The driver had a suspended license, according to police.

SOUTH PORTLAND (AP) – The woman police suspect was driving a rented SUV at speeds faster than 90 mph when it clipped a car and veered out of control, killing seven people inside, had a suspended driver’s license, authorities said.

Hope Gagnon, 29, lost her license in 1998 after failing to pay a fine, said Steve McCausland, spokesman for the Maine Department of Public Safety and had not completed the paperwork to have it reinstated.

Three adults and four children, all younger than 9, were killed in the Mother’s Day accident on Interstate 95 when the 2004 Ford Explorer went airborne, slammed into trees in the median of I-95 and landed on its roof.

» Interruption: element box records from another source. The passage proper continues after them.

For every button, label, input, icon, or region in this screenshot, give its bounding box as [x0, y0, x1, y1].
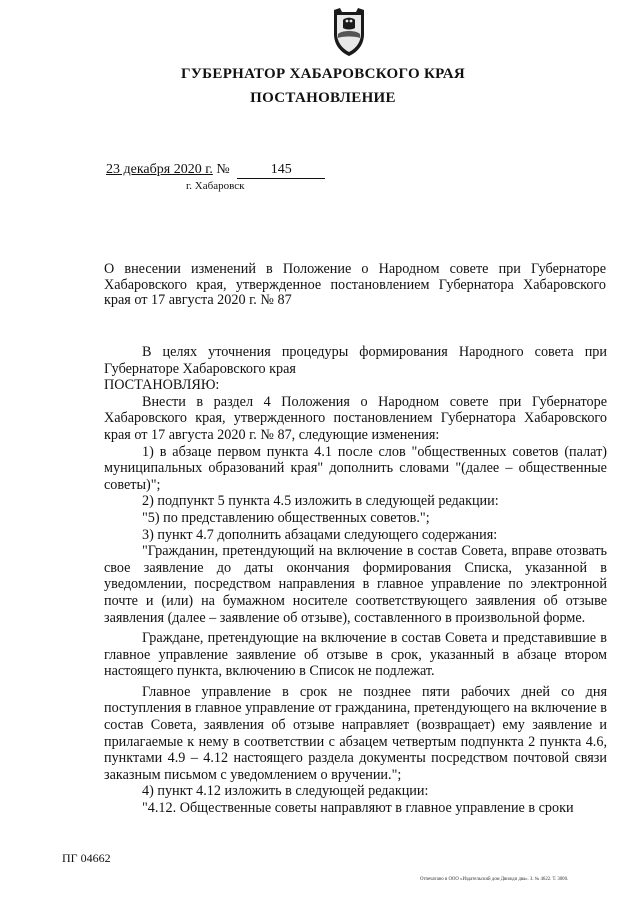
document-number: 145: [237, 162, 325, 179]
footer-code: ПГ 04662: [62, 851, 111, 865]
coat-of-arms-icon: [328, 8, 370, 58]
printer-imprint: Отпечатано в ООО «Издательский дом Движди два». З. № 4622. Т. 3000.: [420, 877, 569, 882]
number-sign: №: [216, 162, 230, 177]
document-type: ПОСТАНОВЛЕНИЕ: [250, 90, 396, 106]
body-paragraph: 3) пункт 4.7 дополнить абзацами следующего содержания:: [142, 526, 498, 543]
body-paragraph: Внести в раздел 4 Положения о Народном совете при Губернаторе Хабаровского края, утвержденного постановлением Губернатора Хабаровского края от 17 августа 2020 г. № 87, следующие изменения:: [104, 393, 607, 443]
document-date: 23 декабря 2020 г.: [106, 162, 213, 177]
preamble: В целях уточнения процедуры формирования Народного совета при Губернаторе Хабаровского края: [104, 344, 607, 377]
body-paragraph: Главное управление в срок не позднее пяти рабочих дней со дня поступления в главное управление от гражданина, претендующего на включение в состав Совета, заявления об отзыве направляет (возвращает) ему заявление и прилагаемые к нему в соответствии с абзацем четвертым подпункта 2 пункта 4.6, пунктами 4.9 – 4.12 настоящего раздела документы посредством почтовой связи заказным письмом с уведомлением о вручении.";: [104, 683, 607, 783]
resolve-word: ПОСТАНОВЛЯЮ:: [104, 377, 220, 394]
body-paragraph: "5) по представлению общественных советов.";: [142, 509, 430, 526]
body-paragraph: 4) пункт 4.12 изложить в следующей редакции:: [142, 783, 429, 800]
body-paragraph: "4.12. Общественные советы направляют в главное управление в сроки: [142, 800, 574, 817]
body-paragraph: 2) подпункт 5 пункта 4.5 изложить в следующей редакции:: [142, 493, 499, 510]
body-paragraph: "Гражданин, претендующий на включение в состав Совета, вправе отозвать свое заявление до даты окончания формирования Списка, указанной в уведомлении, посредством направления в главное управление по электронной почте и (или) на бумажном носителе соответствующего заявления об отзыве заявления (далее – заявление об отзыве), составленного в произвольной форме.: [104, 543, 607, 626]
body-paragraph: 1) в абзаце первом пункта 4.1 после слов "общественных советов (палат) муниципальных образований края" дополнить словами "(далее – общественные советы)";: [104, 443, 607, 493]
issuer-title: ГУБЕРНАТОР ХАБАРОВСКОГО КРАЯ: [181, 66, 465, 82]
date-number-line: [106, 162, 325, 179]
document-subject: О внесении изменений в Положение о Народном совете при Губернаторе Хабаровского края, утвержденное постановлением Губернатора Хабаровского края от 17 августа 2020 г. № 87: [104, 261, 606, 308]
body-paragraph: Граждане, претендующие на включение в состав Совета и представившие в главное управление заявление об отзыве в срок, указанный в абзаце втором настоящего пункта, включению в Список не подлежат.: [104, 630, 607, 680]
issue-place: г. Хабаровск: [186, 180, 245, 192]
document-body: [104, 344, 607, 817]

State troopers on Monday struggled to determine where the group was going.

Investigators found McDonald’s wrappers and Happy Meal boxes in the vehicle, which came to rest upside down. Two bodies were crushed under the wreckage. Another child’s body was found in hanging in a tree.

“A lot of work still needs to be done as to retracing their footsteps and trying to determine what happened and why,” McCausland said.

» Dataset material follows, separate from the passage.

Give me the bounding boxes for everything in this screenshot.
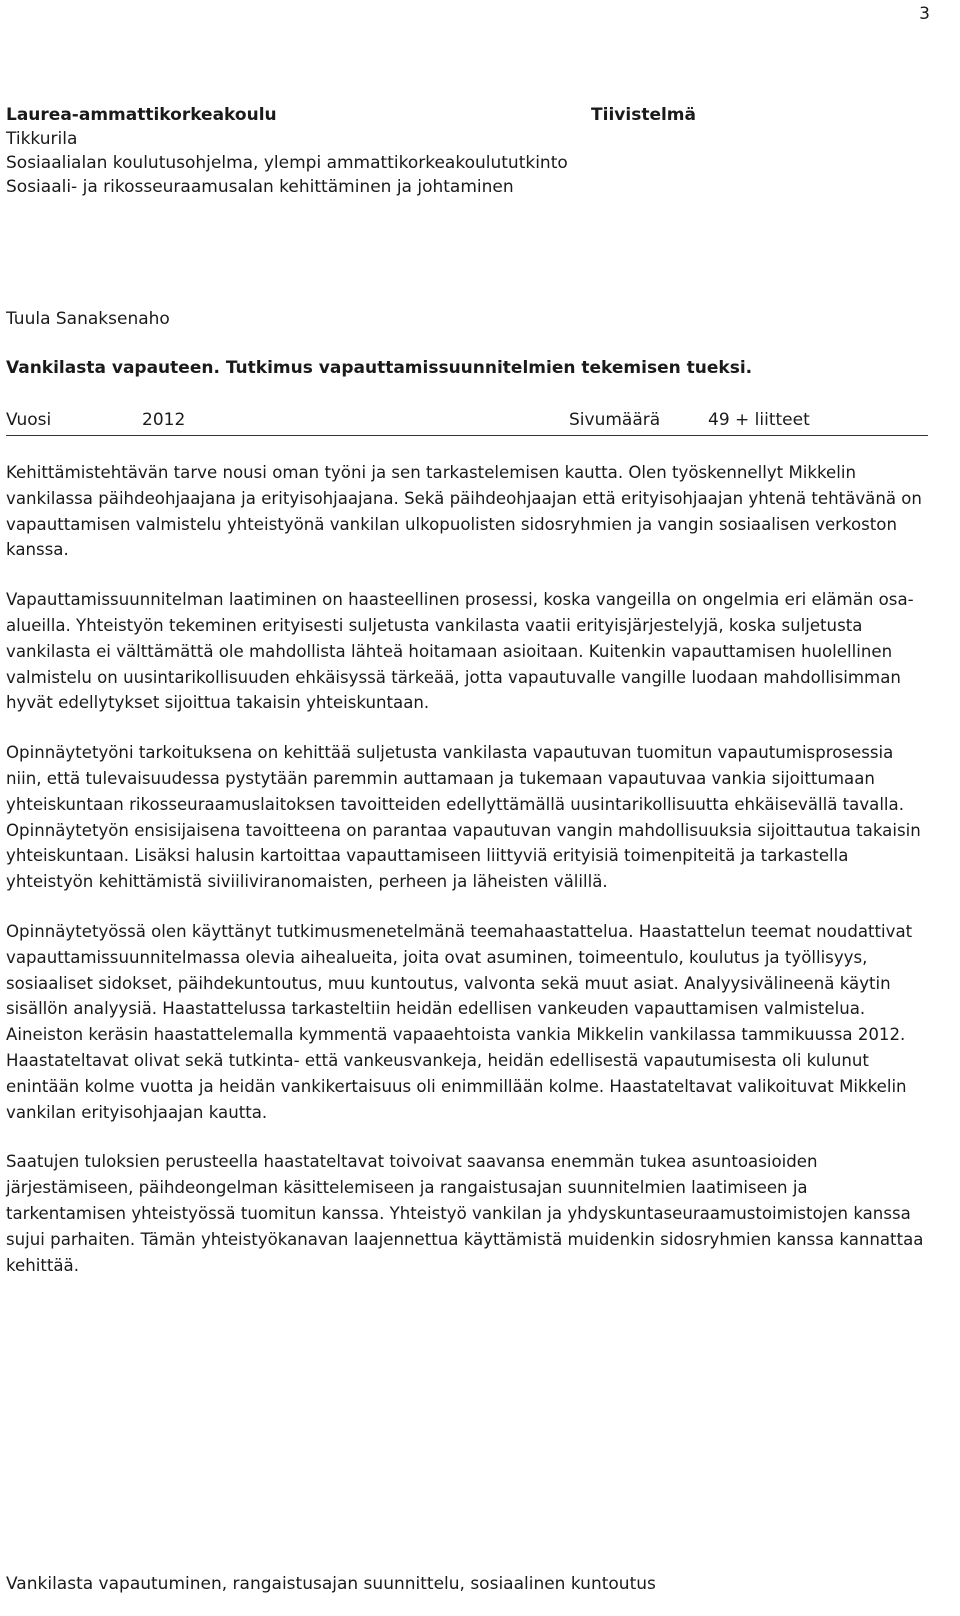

The accident happened Sunday about 10 miles west of Bangor in south-central Maine.

The victims, all from South Portland, were identified as Kelley Armstrong, 28, and her 4-year-old son Kristian; Hope Gagnon, 29, and her three children Deion 8, Tkeyah 6, and Ariana 4; and Danielle St. Paulin, 29.

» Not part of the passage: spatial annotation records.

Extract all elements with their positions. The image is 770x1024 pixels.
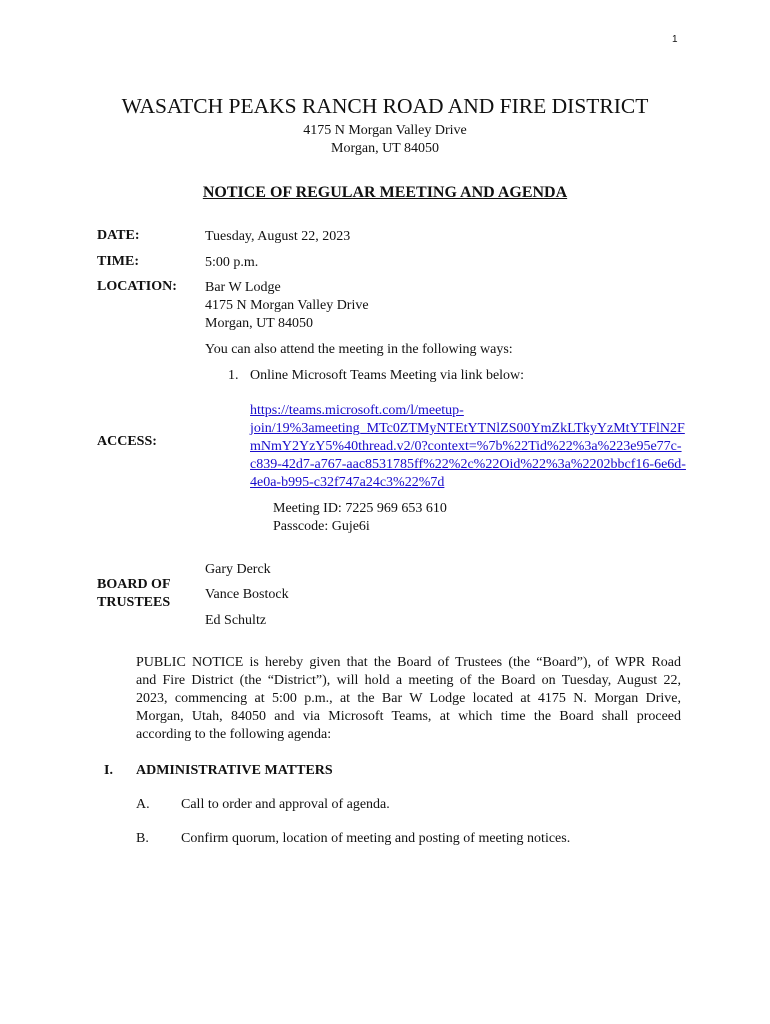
- link-line: c839-42d7-a767-aac8531785ff%22%2c%22Oid%22%3a%2202bbcf16-6e6d-: [250, 457, 686, 472]
- notice-title: [0, 184, 770, 202]
- link-line: mNmY2YzY5%40thread.v2/0?context=%7b%22Tid%22%3a%223e95e77c-: [250, 439, 682, 454]
- agenda-item-letter: B.: [136, 831, 149, 846]
- agenda-item-letter: A.: [136, 797, 150, 812]
- attend-text: You can also attend the meeting in the following ways:: [205, 342, 513, 357]
- location-line: 4175 N Morgan Valley Drive: [205, 298, 369, 313]
- location-line: Bar W Lodge: [205, 280, 281, 295]
- board-label-line-1: BOARD OF: [97, 577, 171, 592]
- trustee-name: Vance Bostock: [205, 587, 289, 602]
- section-number: I.: [104, 763, 113, 778]
- trustee-name: Ed Schultz: [205, 613, 267, 628]
- public-notice-paragraph: [136, 654, 681, 744]
- time-label: TIME:: [97, 254, 139, 269]
- link-line: 4e0a-b995-c32f747a24c3%22%7d: [250, 475, 445, 490]
- location-label: LOCATION:: [97, 279, 177, 294]
- date-value: Tuesday, August 22, 2023: [205, 229, 351, 244]
- location-value: [205, 279, 369, 333]
- meeting-id: Meeting ID: 7225 969 653 610: [273, 501, 447, 516]
- header-address-line-2: Morgan, UT 84050: [331, 141, 439, 156]
- paragraph-line: according to the following agenda:: [136, 727, 332, 742]
- option-text: Online Microsoft Teams Meeting via link below:: [250, 368, 525, 383]
- access-label: ACCESS:: [97, 434, 157, 449]
- agenda-item-text: Call to order and approval of agenda.: [181, 797, 390, 812]
- header-address-line-1: 4175 N Morgan Valley Drive: [303, 123, 467, 138]
- document-title: WASATCH PEAKS RANCH ROAD AND FIRE DISTRICT: [121, 94, 649, 118]
- agenda-item-text: Confirm quorum, location of meeting and posting of meeting notices.: [181, 831, 571, 846]
- location-line: Morgan, UT 84050: [205, 316, 313, 331]
- trustee-name: Gary Derck: [205, 562, 271, 577]
- teams-meeting-link[interactable]: [250, 402, 740, 492]
- link-line: https://teams.microsoft.com/l/meetup-: [250, 403, 464, 418]
- option-number: 1.: [228, 368, 239, 383]
- paragraph-line: PUBLIC NOTICE is hereby given that the Board of Trustees (the “Board”), of WPR Road: [136, 655, 681, 670]
- board-label-line-2: TRUSTEES: [97, 595, 171, 610]
- date-label: DATE:: [97, 228, 140, 243]
- link-line: join/19%3ameeting_MTc0ZTMyNTEtYTNlZS00YmZkLTkyYzMtYTFlN2F: [250, 421, 685, 436]
- paragraph-line: 2023, commencing at 5:00 p.m., at the Bar W Lodge located at 4175 N. Morgan Drive,: [136, 691, 681, 706]
- paragraph-line: Morgan, Utah, 84050 and via Microsoft Teams, at which time the Board shall proceed: [136, 709, 681, 724]
- notice-title-text: NOTICE OF REGULAR MEETING AND AGENDA: [202, 184, 568, 201]
- time-value: 5:00 p.m.: [205, 255, 259, 270]
- paragraph-line: and Fire District (the “District”), will hold a meeting of the Board on Tuesday, August 22,: [136, 673, 681, 688]
- page-number: 1: [672, 34, 678, 45]
- passcode: Passcode: Guje6i: [273, 519, 370, 534]
- section-title: ADMINISTRATIVE MATTERS: [136, 763, 333, 778]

Troopers believe Gagnon was driving because witnesses reported seeing her change places with one of the other women in the breakdown lane about two miles before the crash site, said State Police Lt. Wesley Hussey in Orono.

Witnesses reportedly saw the SUV moving fast as it approached two cars, one in the travel lane and one in the passing lane, Hussey said. The SUV spun sideways before going airborne and coming to a rest on its roof.

Gagnon and Armstrong were in the SUV’s front seat when it crashed, and both were thrown from the vehicle. A nurse responding to the accident found 4-year-old Ariana hanging in a nearby tree, Hussey said.

Investigators planned to examine the remains of the vehicle Tuesday to see if a mechanical malfunction may have contributed to the accident.

Officials at Small Elementary School in South Portland, which two of the four children attended, received word before school began. The school remained open Monday night for grieving parents and students.

“It’s just so tragic,” said Connie Palys, a counselor working during the session. “One of the fifth-graders said, They didn’t even get to come to the fifth grade.”‘

The crash was the deadliest on a Maine public road since seven occupants of a car were killed when it was broadsided and run over by a tractor-trailer in Richmond on Sept. 5, 1958.

The state’s worst crash ever occurred on a privately owned logging road on Sept. 12, 2002, when 14 migrant workers perished when their van went off a bridge in the Allagash Wilderness Waterway.